Cyber Incident Victim: MainStreet Bancshares
Date:
Mar 2025
Location:
United States of America
Summary
MainStreet Bancshares disclosed that a third‑party vendor supporting its core banking platform suffered a breach that exposed personal data of a small portion of its customers. The company said its own systems were not compromised, no unauthorized transactions or fund transfers occurred, and it notified regulators, provided affected customers with monitoring tools, and ceased further work with the vendor. It characterized the incident as having no material impact on operations, financial condition, or reputation.
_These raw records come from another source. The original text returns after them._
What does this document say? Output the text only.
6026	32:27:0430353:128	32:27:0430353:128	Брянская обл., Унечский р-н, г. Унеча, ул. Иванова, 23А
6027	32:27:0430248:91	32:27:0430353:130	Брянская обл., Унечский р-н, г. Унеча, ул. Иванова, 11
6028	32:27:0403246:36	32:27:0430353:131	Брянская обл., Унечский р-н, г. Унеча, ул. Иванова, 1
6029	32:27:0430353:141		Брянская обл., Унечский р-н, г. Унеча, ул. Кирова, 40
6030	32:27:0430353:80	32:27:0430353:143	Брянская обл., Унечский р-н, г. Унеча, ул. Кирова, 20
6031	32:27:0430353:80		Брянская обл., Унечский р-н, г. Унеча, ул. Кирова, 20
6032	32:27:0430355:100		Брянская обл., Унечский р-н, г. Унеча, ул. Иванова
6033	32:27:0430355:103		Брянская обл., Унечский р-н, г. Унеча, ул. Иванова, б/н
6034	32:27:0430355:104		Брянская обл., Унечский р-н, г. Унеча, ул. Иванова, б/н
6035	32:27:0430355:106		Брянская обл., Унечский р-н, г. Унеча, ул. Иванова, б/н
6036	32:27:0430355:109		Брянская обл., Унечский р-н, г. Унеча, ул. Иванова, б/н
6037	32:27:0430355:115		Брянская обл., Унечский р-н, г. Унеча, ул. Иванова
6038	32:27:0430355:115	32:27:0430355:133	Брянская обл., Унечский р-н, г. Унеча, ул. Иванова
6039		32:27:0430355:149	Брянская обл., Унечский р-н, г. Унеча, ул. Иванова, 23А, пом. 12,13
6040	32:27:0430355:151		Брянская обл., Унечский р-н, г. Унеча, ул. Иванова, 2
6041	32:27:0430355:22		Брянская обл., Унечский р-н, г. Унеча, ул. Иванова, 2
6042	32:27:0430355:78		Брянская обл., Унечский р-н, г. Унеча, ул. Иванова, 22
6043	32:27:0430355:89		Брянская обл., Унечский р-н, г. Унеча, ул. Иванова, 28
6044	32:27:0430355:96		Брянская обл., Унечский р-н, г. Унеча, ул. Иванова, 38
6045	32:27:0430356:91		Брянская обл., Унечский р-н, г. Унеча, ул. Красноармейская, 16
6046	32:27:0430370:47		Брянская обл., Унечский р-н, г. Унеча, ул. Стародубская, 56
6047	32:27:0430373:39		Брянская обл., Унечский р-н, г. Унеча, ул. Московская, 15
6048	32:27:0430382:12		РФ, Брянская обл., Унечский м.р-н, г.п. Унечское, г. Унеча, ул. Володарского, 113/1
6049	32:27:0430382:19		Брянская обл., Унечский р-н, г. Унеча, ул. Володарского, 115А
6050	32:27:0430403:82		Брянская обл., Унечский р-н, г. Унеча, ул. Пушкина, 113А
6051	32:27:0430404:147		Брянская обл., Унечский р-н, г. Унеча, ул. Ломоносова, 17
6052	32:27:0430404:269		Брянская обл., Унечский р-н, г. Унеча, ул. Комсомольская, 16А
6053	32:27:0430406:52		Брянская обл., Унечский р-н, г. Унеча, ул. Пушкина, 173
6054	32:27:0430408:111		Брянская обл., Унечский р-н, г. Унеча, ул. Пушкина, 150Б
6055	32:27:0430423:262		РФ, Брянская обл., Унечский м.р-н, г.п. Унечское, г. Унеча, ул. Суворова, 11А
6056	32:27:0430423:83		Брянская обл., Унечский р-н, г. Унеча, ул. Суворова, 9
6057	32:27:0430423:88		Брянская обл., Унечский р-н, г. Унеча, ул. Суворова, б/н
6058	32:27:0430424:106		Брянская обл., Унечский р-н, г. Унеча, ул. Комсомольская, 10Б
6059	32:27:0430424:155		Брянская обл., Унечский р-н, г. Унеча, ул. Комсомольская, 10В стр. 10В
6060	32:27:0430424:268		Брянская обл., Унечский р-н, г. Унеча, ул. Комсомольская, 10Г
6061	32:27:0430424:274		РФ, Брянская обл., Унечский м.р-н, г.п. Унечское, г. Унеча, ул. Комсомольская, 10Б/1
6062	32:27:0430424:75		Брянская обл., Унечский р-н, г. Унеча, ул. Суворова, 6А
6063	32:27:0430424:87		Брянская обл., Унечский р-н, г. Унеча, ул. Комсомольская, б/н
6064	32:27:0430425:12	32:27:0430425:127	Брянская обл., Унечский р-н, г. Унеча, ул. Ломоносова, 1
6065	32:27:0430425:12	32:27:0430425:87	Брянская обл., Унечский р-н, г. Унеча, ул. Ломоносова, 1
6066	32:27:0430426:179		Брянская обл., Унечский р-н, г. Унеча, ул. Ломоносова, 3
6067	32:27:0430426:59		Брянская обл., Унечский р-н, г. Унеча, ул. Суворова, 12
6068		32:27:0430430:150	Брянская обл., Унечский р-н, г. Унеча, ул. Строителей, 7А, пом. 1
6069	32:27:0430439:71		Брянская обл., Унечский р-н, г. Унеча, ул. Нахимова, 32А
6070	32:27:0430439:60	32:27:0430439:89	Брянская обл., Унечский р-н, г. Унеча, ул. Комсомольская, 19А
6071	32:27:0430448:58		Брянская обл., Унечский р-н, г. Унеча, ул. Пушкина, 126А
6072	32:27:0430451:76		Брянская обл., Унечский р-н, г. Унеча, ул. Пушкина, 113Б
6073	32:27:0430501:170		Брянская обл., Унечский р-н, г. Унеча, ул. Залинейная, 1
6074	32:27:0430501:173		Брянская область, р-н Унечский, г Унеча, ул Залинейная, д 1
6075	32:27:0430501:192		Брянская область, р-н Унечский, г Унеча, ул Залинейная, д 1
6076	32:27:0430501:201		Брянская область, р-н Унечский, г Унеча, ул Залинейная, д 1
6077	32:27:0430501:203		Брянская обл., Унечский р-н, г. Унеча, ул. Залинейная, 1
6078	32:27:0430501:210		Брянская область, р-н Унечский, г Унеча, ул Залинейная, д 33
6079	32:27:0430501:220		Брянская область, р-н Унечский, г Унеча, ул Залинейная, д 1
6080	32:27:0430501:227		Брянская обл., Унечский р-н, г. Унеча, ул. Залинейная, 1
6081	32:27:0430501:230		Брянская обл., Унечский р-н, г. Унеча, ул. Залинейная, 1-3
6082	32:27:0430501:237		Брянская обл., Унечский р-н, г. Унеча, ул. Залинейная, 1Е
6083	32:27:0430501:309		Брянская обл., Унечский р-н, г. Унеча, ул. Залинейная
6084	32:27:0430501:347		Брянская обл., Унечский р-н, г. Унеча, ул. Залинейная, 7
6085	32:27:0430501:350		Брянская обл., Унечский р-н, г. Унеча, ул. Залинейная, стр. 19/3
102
| CIA Posture | Motives | Tactics, Techniques & Procedures |
|---|---|---|
| Available to members | 1 motive | 2 techniques |
| Threat Actors | Type | Location |
|---|---|---|
| 0 actors | Available to members | Available to members |
Description
In March2025, MainStreet Bancshares, Inc. received notification that an outside vendor supporting its core banking platform had suffered a security breach. The company promptly activated its incident response protocol to investigate the scope and potential consequences of the vendor compromise. By April 28, 2025, after completing an internal review, MainStreet determined that the vendor’s compromised environment contained personally identifiable information belonging to roughly 4.65 percent of its customer base, which the bank described as a small subset. The review also confirmed that MainStreet’s own information technology systems and networks remained uncompromised, that no unauthorized transactions had been processed, and that no funds had been transferred to unknown parties. Consequently, the bank ceased all further activity with the affected vendor while continuing to allow customers to conduct normal transactions. On May 26, 2025, MainStreet established additional monitoring measures and notified the impacted customers, providing them with tools to watch for any suspicious activity. The company also informed the appropriate regulators of the incident as part of its disclosure obligations.

MainStreet Bancshares reported that the incident did not produce a material effect on its operations, financial condition, results of operations, reputation, or future prospects, and it does not anticipate any such impact moving forward. The bank holds approximately $1.9 billion in deposits and recorded a net income of $2.5 million in the most recent quarter, contrasting with a net loss of $9.98 million in 2024. Although the bank’s systems were not breached and no money was stolen, the disclosure coincided with a letter from five major banking associations urging the SEC to repeal its cyber incident reporting rule, arguing that the requirement creates unnecessary burdens and can be exploited by threat actors. MainStreet’s filing noted that the incident had not been deemed material under the rule, aligning with the broader trend where only a minority of similar filings have identified material consequences. The bank emphasized that customers remained able to execute transactions without interruption throughout the response period.